Faisal menerangkan, biasanya sampah di Kota Palembang yang diangkut Dinas LHK sebanyak 600-700 ton per hari. Tapi sekarang mencapai 800-900 ton per hari.

“Paling banyak di pasar bedug terjadi penumpukan setelah pasar,” ujarnya.

Melihat kondisi ini, Faisal akan menambah personil untuk mengangkut sampah. Saat ini ada 60 personil pasukan kuning yang mengangkut sampah diruas jalan protokol. Sedangkan untuk kawasan pinggiran,  pihaknya dibantu oleh kaisar yang tersebar di setiap kecamatan.

“Mobil ada dan motor kaisar juga sudah jalan.  Untuk mobil di kecamatan membantu mengangkut sampah-sampah yang ada di pinggir-pinggir,” katanya.

Kendati meningkat, namun sambung Faisal pihaknya tetap siaga dan siap menerjunkan personil untuk menyisir sampah, seperti masih banyaknya sampah di median jalan yang sering ditemui di kawasan Kertapati.

“Kurangnya kesadaran masyarakat membuat sampah masih bertumpuk,  padahal urusan sampah bukan hanya pemerintah tetapi harus ada kerjasama dengan masyarakat untuk mengangkut sampah,” imbuhnya.

Sebagai kota berkembang, sampah menjadi masalah serius yang saat ini terus ditangani Pemerintah Kota Palembang melalui Dinas LHK.

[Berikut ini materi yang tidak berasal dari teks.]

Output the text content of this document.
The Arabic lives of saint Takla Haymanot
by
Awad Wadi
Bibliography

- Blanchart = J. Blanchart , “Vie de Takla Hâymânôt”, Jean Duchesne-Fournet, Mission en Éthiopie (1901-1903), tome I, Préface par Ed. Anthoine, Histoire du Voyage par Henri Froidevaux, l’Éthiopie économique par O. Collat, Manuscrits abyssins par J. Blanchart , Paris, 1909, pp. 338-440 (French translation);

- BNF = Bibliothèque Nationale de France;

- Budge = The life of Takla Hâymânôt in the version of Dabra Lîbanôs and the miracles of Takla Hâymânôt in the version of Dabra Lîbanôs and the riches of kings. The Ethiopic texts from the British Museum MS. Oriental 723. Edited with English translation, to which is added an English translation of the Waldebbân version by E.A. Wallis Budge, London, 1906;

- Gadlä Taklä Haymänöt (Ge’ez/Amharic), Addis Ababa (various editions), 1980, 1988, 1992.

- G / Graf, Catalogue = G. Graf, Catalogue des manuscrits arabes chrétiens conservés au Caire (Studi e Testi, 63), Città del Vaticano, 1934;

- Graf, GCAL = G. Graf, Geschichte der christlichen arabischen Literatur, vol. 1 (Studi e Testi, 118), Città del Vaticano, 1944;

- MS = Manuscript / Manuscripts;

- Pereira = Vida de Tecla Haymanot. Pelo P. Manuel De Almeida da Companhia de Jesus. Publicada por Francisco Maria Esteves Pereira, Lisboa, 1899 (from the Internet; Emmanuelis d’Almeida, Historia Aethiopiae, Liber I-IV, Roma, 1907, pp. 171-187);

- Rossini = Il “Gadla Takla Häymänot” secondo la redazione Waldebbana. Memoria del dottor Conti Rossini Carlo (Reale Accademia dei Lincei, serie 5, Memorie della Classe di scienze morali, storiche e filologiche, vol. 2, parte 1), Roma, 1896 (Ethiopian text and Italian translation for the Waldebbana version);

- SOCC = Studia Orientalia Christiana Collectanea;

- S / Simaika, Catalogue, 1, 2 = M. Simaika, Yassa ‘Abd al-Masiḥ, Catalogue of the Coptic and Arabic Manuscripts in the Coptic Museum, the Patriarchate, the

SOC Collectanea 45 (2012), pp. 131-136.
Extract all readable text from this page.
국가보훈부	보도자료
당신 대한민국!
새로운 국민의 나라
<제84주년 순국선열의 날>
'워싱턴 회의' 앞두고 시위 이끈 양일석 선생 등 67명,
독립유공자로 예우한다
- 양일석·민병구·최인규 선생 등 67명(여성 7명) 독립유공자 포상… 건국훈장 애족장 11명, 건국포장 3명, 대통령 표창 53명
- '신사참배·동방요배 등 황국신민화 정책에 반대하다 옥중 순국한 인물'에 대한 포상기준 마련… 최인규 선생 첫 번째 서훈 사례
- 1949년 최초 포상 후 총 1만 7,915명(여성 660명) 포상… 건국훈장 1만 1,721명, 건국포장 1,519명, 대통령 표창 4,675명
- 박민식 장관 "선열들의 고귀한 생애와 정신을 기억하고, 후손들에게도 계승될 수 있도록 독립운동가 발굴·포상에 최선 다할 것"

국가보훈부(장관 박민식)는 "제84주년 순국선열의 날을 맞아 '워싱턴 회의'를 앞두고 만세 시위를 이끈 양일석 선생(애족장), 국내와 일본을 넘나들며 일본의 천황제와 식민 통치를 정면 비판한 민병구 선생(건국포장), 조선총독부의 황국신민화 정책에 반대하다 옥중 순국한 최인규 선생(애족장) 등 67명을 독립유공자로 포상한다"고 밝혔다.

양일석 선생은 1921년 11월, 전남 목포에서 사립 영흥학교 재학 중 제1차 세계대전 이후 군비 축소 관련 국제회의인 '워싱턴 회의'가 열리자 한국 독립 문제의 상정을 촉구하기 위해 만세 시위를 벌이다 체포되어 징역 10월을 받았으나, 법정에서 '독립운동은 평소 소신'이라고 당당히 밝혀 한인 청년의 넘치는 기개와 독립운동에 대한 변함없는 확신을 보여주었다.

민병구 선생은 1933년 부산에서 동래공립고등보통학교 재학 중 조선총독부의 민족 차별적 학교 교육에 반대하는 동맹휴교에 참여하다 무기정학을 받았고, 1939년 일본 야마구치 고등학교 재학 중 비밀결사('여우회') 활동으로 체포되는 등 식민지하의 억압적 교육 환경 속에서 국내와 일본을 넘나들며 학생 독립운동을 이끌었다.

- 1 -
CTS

Produksi sampah juga tumbuh setiap harinya, dimana menurut data yang disampaikan, dari total produksi sampah 1.400 ton per hari, hanya 600-800 ton yang bisa terangkut ke Tempat Pembuangan Akhir (TPA) Sukawinatan.

“Penduduk kita berjumlah 1,8 juta jiwa, dimana produksi sampahnya 1.400 ton per hari. Dari total kapasitas TPA Sukawinatan sebesar 25 hektare tinggal tersisa empat hektare. Jadi teknologi insenerator dirasa cukup efektf,” tandasnya.